Facts about digestive system

  • Digestion is a form of catabolism: a break-down of larger food molecules to smaller ones.
  • In a healthy human adult, digestion can take between one and three days.
  • Organs that make up the digestive tract: mouth, esophagus, stomach, small Intestine, large intestine, rectum and Anus.
  • Every day 11.5 liters of digested food, liquids and digestive juices flow through the digestive system.
  • The whole digestive system is around 30 feet long.
  • Hundreds of different kinds of enzymes are needed to properly digest food.
  • Over 90% of digestion and absorption takes place in the small intestine.
  • A rumbling stomach is a sign that the digestive system is working well.
  • Digestive problems cost Americans $50 billion each year in both direct costs and absence from work.
  • The liver is the body's main chemical factory, performing hundreds of different functions.

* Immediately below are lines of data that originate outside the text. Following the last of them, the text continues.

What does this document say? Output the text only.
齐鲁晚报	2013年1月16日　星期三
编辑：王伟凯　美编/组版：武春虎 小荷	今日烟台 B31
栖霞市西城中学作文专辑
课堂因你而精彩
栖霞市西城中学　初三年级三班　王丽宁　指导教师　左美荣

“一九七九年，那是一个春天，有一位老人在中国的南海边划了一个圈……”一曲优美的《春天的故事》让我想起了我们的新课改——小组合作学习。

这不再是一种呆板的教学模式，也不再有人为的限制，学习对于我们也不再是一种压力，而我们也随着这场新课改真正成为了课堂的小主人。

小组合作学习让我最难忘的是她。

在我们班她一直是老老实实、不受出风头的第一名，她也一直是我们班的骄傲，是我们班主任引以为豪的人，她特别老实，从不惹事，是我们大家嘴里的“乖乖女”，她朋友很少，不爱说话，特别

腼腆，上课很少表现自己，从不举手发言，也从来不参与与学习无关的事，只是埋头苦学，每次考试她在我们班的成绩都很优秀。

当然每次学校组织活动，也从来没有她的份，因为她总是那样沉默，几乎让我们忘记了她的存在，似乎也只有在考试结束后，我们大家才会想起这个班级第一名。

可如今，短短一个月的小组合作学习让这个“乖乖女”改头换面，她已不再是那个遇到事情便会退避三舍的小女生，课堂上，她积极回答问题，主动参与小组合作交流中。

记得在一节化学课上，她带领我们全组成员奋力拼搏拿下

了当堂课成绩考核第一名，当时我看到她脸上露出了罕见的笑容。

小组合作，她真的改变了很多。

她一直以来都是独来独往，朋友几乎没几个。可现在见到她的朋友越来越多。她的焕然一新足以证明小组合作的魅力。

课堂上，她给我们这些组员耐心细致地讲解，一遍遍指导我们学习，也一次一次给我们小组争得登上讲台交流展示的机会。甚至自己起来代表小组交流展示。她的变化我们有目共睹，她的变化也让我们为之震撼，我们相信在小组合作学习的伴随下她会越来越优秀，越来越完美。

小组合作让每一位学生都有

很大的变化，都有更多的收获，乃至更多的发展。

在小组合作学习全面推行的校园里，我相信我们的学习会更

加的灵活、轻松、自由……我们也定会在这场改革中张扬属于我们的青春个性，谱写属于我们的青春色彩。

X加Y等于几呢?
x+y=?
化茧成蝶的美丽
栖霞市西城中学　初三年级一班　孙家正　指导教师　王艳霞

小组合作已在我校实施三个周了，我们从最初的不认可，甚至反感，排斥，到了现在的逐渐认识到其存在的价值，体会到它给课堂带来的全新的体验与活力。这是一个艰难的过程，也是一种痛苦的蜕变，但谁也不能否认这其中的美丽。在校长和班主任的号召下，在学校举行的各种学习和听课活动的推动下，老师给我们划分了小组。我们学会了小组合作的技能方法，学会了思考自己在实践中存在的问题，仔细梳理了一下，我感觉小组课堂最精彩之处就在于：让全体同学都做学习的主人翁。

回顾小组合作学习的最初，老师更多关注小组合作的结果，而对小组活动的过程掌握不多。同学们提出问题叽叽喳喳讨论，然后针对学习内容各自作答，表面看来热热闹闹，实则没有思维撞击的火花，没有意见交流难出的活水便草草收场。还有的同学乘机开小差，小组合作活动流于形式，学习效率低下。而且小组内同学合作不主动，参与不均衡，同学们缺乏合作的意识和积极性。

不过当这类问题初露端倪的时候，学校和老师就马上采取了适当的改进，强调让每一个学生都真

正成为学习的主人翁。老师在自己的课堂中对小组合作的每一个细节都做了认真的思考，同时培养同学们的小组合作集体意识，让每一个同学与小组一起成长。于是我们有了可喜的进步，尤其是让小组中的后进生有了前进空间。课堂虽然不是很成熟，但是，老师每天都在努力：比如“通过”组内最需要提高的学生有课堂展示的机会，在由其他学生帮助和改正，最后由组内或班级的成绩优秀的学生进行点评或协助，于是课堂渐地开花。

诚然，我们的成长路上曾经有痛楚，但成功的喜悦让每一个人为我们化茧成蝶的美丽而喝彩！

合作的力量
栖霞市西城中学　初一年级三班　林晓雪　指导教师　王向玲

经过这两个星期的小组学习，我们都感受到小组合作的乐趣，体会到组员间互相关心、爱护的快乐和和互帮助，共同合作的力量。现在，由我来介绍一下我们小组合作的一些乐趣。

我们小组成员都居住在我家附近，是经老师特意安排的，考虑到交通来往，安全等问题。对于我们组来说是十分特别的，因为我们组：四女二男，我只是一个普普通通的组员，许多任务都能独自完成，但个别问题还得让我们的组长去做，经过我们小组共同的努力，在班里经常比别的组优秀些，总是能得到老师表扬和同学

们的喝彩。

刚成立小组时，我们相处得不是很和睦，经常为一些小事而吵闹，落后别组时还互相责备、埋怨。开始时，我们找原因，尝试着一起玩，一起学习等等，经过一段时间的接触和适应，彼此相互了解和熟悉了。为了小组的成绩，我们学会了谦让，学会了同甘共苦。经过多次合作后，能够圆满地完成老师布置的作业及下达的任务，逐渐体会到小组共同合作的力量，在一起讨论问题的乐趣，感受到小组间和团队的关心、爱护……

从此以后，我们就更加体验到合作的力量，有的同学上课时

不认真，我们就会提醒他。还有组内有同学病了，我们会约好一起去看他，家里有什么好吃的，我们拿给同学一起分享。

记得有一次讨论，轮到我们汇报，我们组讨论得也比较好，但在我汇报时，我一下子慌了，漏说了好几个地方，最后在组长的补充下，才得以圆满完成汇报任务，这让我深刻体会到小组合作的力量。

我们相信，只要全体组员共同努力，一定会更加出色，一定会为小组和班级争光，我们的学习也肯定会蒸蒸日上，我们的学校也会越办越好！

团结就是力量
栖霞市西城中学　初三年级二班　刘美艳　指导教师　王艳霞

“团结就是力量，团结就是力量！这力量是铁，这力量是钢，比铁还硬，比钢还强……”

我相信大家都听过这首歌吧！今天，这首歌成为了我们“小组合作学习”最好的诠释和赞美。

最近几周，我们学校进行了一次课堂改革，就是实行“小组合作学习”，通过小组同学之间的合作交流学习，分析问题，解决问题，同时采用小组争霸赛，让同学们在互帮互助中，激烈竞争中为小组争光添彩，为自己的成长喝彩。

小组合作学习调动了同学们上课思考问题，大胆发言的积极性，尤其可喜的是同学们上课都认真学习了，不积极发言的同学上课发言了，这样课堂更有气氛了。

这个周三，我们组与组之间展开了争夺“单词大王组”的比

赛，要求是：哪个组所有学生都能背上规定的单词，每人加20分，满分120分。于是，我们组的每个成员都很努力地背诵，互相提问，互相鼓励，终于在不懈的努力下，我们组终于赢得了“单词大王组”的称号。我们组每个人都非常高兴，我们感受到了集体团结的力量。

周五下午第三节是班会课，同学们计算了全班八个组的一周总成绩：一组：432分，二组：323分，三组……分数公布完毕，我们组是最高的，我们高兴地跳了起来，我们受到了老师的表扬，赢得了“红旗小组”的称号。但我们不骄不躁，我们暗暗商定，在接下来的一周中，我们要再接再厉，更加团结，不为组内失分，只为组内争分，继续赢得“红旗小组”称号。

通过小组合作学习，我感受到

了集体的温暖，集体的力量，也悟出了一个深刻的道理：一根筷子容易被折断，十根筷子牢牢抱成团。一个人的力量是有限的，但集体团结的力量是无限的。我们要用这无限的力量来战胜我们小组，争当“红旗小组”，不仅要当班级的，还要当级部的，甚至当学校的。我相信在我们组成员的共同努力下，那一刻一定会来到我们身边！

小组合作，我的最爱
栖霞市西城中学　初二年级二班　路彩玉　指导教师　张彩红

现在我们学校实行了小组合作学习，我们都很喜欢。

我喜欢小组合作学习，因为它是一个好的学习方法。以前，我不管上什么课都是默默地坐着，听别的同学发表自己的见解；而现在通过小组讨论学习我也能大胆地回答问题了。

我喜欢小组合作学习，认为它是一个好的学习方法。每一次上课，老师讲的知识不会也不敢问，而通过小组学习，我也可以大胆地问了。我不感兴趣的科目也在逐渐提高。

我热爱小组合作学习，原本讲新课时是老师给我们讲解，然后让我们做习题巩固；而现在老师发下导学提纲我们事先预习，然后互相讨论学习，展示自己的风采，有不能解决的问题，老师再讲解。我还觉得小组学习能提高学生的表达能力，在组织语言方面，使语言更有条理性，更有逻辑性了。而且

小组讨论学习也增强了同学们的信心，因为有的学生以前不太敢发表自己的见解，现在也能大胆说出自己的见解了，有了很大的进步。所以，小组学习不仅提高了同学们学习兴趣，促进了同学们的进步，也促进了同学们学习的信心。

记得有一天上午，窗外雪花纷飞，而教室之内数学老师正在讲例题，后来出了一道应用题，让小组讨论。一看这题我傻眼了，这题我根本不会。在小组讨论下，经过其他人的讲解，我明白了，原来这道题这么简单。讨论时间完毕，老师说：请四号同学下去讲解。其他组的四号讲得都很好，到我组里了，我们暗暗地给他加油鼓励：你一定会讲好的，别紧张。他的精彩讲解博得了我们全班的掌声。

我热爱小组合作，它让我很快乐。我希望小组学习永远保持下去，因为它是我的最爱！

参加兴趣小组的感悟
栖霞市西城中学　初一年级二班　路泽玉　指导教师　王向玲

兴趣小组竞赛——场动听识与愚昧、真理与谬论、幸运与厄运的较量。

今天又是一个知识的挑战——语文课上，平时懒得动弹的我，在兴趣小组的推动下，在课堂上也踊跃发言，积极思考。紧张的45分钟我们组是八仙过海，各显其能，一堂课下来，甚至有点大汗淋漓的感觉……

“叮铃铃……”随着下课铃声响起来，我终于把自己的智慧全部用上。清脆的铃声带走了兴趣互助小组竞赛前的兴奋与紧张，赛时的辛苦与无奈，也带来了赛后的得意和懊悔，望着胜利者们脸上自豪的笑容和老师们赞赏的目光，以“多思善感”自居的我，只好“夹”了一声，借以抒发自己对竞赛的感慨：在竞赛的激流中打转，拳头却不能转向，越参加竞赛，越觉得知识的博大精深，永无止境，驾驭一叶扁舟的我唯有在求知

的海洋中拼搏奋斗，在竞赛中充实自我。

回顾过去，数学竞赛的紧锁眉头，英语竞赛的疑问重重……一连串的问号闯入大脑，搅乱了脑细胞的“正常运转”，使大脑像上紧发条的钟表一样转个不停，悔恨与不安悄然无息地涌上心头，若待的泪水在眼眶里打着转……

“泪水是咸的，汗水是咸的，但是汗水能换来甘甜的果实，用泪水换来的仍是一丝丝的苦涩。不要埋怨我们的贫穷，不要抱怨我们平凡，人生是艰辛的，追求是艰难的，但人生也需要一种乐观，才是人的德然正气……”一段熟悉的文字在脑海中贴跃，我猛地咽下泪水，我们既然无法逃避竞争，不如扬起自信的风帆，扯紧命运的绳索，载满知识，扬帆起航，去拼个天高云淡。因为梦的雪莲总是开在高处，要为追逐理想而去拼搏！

  • The liver is the largest organ in the body.
  • Seventy year-olds may produce as little as half the enzymes they produced when they were 20.
  • An adult esophagus ranges from ten to fourteen inches in length, and 1 inch in diameter.
  • On average, the stomach produces two liters of Hydrochloric Acid (HCl) daily.
  • Burping and farting are the result of gas in the intestinal system and are a natural way of expelling the excess.
  • The small intestine is a long tube about twenty-two feet long.
  • Food stays in your stomach for two to three hours.
  • It is estimated that most people produce between 1 and 3 pints of gas per day.